Sunday, November 24, 2013

Iliotibial Pain (ITB) Syndrome

Iliotibial Pain Syndrome (ITBS) is the most common cause of pain on the outside of the knee which is not due to problems within the knee itself (intra-articular). Effusion (swelling) around the front of the knee, clicking, a history of twisting injuries and postive stress tests may locate intrinsic problems. Furthermore there are a few less common problems which can arise within other structures of the knee itself.  However stresses within the ITB, the band of connective tissue which arises in the pelvis and extends down to below the knee presents an interesting problem.

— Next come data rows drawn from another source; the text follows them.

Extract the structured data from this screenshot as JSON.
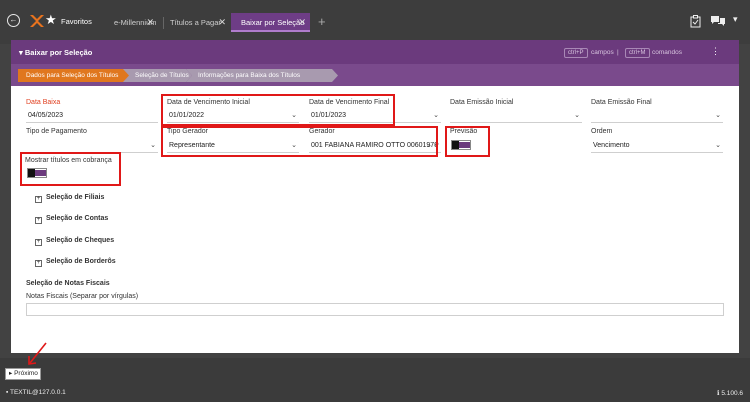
{
  "topbar": {
    "back_icon": "back-arrow-icon",
    "forward_icon": "forward-arrow-icon",
    "favorites_label": "Favoritos",
    "tabs": [
      {
        "label": "e-Millennium"
      },
      {
        "label": "Títulos a Pagar"
      },
      {
        "label": "Baixar por Seleção"
      }
    ]
  },
  "panel": {
    "title": "Baixar por Seleção",
    "shortcut1_key": "ctrl+P",
    "shortcut1_label": "campos",
    "separator": "|",
    "shortcut2_key": "ctrl+M",
    "shortcut2_label": "comandos",
    "accent_color": "#6b3a7d"
  },
  "breadcrumbs": [
    "Dados para Seleção dos Títulos",
    "Seleção de Títulos",
    "Informações para Baixa dos Títulos Selecionados"
  ],
  "fields": {
    "data_baixa": {
      "label": "Data Baixa",
      "value": "04/05/2023"
    },
    "venc_inicial": {
      "label": "Data de Vencimento Inicial",
      "value": "01/01/2022"
    },
    "venc_final": {
      "label": "Data de Vencimento Final",
      "value": "01/01/2023"
    },
    "emissao_inicial": {
      "label": "Data Emissão Inicial",
      "value": ""
    },
    "emissao_final": {
      "label": "Data Emissão Final",
      "value": ""
    },
    "tipo_pagamento": {
      "label": "Tipo de Pagamento",
      "value": ""
    },
    "tipo_gerador": {
      "label": "Tipo Gerador",
      "value": "Representante"
    },
    "gerador": {
      "label": "Gerador",
      "value": "001 FABIANA RAMIRO OTTO 00601978"
    },
    "previsao": {
      "label": "Previsão"
    },
    "ordem": {
      "label": "Ordem",
      "value": "Vencimento"
    },
    "mostrar_cobranca": {
      "label": "Mostrar títulos em cobrança"
    }
  },
  "sections": [
    "Seleção de Filiais",
    "Seleção de Contas",
    "Seleção de Cheques",
    "Seleção de Borderôs"
  ],
  "notas": {
    "title": "Seleção de Notas Fiscais",
    "label": "Notas Fiscais (Separar por vírgulas)",
    "value": ""
  },
  "footer": {
    "next_label": "Próximo",
    "status_left": "TEXTIL@127.0.0.1",
    "status_right": "5.100.6"
  }
}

The forces which arise in the hip and lateral knee are considerable. Walking alone produces stresses in and down the outside of the thigh which can be three times body weight so it's easy to see how jogging and running (particularly when introduced too rapidly) may contribute to compression problems.  In addition a history of lower back and pelvic pain or stiffness can compound the situation. Why?  The gluteal muscles alone (indeed any local group of muscles) are not strong enough to stop the hip collapsing on itself when we walk (let alone run). It is the co-ordinated action of muscles bound together by the inelastic connective tissues of the ITB which produce significant strength and stability and if they do not work in unison the region is left vulnerable to injury.

What of the lower limb?  Do poor foot mechanics cause alot of ITBS?  While this is possible the literature suggests that most problems arise in the pelvic region however the foot and ankle must be considered as possibilities in each individual case.